Large language models, a type of AI that analyses text, can anticipate the results of proposed neuroscience studies more correctly than human experts, according to a new study led by UCL (University College London) researchers.
The findings demonstrate that large language models (LLMs) trained on vast datasets of text can distil patterns from scientific literature, enabling them to forecast scientific outcomes with superhuman accuracy.
The researchers say this highlights their potential as powerful tools for accelerating research, going far beyond just knowledge retrieval.
Lead author Dr Ken Luo (UCL Psychology & Language Sciences) said, “Since the advent of generative AI like ChatGPT, much research has focused on LLMs’ question-answering capabilities, showcasing their remarkable skill in summarising knowledge from extensive training data. However, rather than emphasising their backward-looking ability to retrieve past information, we explored whether LLMs could synthesise knowledge to predict future outcomes.
“Scientific progress often relies on trial and error, but each meticulous experiment demands time and resources. Even the most skilled researchers may overlook critical insights from the literature. Our work investigates whether LLMs can identify patterns across vast scientific texts and forecast outcomes of experiments.”
The international research team began their study by developing BrainBench, a tool to evaluate how well large language models (LLMs) can predict neuroscience results.
BrainBench consists of numerous pairs of neuroscience study abstracts. In each pair, one version is a real study abstract that briefly describes the background of the research, the methods used, and the study results. In the other version, the background and methods are the same, but the results have been modified by experts in the relevant neuroscience domain to a plausible but incorrect outcome.
The researchers tested 15 different general-purpose LLMs and 171 human neuroscience experts (who had all passed a screening test to confirm their expertise) to see whether the AI or the person could correctly determine which of the two paired abstracts was the real one with the actual study results.
All of the LLMs outperformed the neuroscientists, with the LLMs averaging 81% accuracy and the humans averaging 63% accuracy. Even when the study team restricted the human responses to only those with the highest degree of expertise for a given domain of neuroscience (based on self-reported expertise), the accuracy of the neuroscientists still fell short of the LLMs, at 66%. Additionally, the researchers found that when LLMs were more confident in their decisions, they were more likely to be correct.* The researchers say this finding paves the way for a future where human experts could collaborate with well-calibrated models.

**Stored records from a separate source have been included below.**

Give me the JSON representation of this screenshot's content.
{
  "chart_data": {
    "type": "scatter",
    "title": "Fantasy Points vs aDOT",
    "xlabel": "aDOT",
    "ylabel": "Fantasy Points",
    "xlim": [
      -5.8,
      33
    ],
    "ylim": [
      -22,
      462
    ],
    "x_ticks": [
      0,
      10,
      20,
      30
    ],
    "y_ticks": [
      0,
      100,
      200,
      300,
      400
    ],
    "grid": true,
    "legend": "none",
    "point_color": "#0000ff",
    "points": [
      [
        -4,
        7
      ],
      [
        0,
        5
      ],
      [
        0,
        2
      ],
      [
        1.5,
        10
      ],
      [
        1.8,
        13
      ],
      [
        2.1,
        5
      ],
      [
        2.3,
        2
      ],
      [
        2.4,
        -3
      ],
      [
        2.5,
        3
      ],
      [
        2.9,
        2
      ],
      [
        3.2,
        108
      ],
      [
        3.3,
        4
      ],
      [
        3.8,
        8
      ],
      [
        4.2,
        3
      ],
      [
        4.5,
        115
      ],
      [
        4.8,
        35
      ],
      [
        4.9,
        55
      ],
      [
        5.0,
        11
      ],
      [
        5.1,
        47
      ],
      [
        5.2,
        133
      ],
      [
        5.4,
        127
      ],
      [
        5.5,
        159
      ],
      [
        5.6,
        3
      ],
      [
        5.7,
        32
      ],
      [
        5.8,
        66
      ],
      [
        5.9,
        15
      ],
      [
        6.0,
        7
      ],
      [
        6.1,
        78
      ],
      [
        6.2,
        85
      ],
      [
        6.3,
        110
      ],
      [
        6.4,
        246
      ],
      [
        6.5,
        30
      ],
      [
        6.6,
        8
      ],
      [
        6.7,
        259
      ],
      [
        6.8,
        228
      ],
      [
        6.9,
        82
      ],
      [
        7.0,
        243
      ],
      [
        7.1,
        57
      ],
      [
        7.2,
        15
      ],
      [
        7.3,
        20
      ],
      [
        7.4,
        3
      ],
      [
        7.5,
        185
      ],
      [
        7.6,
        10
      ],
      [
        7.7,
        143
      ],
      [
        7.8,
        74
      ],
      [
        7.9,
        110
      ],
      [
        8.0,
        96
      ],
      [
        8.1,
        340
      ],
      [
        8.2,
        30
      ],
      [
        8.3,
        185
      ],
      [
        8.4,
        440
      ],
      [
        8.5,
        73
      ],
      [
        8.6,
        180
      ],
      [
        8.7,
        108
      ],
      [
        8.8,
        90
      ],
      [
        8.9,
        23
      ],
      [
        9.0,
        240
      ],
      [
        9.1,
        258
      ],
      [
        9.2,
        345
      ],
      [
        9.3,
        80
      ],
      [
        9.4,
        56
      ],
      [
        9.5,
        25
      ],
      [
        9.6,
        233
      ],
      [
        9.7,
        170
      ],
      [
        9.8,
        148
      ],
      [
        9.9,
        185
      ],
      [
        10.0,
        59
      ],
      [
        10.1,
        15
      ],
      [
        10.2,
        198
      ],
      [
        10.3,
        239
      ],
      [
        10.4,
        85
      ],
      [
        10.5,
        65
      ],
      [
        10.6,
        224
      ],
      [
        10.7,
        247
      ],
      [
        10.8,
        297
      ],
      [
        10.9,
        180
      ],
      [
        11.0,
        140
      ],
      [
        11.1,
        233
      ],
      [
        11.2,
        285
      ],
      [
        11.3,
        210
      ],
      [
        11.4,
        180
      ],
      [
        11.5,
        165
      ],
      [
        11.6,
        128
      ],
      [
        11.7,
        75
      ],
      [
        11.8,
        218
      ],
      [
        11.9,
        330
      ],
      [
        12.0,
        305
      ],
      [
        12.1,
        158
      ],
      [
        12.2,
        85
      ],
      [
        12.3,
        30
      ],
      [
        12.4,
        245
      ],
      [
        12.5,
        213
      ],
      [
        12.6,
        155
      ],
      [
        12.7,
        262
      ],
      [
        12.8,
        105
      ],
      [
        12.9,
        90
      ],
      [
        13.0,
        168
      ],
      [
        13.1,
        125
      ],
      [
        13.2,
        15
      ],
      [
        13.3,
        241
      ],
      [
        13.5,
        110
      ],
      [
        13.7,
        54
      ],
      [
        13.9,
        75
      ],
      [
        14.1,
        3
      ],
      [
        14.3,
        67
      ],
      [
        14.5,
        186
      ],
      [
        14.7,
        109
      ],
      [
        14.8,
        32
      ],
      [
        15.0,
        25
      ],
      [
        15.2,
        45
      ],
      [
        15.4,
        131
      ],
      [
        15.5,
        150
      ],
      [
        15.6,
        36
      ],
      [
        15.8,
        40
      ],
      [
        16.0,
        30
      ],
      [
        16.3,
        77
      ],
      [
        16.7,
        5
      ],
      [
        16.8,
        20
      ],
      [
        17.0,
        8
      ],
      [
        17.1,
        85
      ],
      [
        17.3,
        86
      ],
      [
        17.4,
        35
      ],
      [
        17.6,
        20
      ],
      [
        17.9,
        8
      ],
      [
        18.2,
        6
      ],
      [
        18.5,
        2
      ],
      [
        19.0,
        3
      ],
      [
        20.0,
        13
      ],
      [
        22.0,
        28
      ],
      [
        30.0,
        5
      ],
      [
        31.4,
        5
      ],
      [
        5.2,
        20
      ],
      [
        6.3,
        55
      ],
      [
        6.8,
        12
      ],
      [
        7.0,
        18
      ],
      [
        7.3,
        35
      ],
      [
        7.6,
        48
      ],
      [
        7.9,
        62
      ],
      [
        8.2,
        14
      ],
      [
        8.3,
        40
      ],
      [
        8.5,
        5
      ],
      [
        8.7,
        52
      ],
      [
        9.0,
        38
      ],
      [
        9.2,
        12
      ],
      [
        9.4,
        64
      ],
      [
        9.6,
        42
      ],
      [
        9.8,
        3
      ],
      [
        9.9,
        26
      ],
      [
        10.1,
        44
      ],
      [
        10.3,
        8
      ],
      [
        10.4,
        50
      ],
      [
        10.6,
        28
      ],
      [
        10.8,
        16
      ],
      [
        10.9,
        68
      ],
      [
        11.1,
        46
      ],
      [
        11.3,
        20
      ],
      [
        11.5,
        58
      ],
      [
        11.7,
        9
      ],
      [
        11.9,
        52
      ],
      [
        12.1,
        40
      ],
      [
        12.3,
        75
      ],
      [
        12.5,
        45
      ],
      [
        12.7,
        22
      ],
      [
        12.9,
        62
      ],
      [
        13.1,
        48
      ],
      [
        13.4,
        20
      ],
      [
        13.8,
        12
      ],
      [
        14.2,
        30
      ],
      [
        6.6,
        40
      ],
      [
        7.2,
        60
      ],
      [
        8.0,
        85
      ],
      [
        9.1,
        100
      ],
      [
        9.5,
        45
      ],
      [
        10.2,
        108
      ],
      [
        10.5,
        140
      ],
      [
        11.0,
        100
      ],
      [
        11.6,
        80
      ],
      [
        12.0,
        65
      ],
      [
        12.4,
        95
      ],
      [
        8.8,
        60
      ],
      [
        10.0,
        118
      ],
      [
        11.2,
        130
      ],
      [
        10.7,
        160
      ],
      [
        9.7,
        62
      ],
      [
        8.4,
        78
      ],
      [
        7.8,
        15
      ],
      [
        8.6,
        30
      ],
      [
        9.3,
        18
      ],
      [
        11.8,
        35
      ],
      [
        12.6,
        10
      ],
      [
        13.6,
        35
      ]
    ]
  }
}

The researchers then adapted an existing LLM (a version of Mistral, an open-source LLM) by training it on neuroscience literature specifically. The new LLM specialising in neuroscience, which they dubbed BrainGPT, was even better at predicting study results, attaining 86% accuracy (an improvement on the general-purpose version of Mistral, which was 83% accurate).
Senior author Professor Bradley Love (UCL Psychology & Language Sciences) said: “In light of our results, we suspect it won’t be long before scientists are using AI tools to design the most effective experiment for their question. While our study focused on neuroscience, our approach was universal and should successfully apply across all of science.
“What is remarkable is how well LLMs can predict the neuroscience literature. This success suggests that a great deal of science is not truly novel, but conforms to existing patterns of results in the literature. We wonder whether scientists are being sufficiently innovative and exploratory.”
Dr Luo added: “Building on our results, we are developing AI tools to assist researchers. We envision a future where researchers can input their proposed experiment designs and anticipated findings, with AI offering predictions on the likelihood of various outcomes. This would enable faster iteration and more informed decision-making in experiment design.”
The study was supported by the Economic and Social Research Council (ESRC), Microsoft, and a Royal Society Wolfson Fellowship, and involved researchers in UCL, University of Cambridge, University of Oxford, Max Planck
Institute for Neurobiology of Behavior (Germany), Bilkent University (Turkey) and other institutions in the UK, US, Switzerland, Russia, Germany, Belgium, Denmark, Canada, Spain and Australia.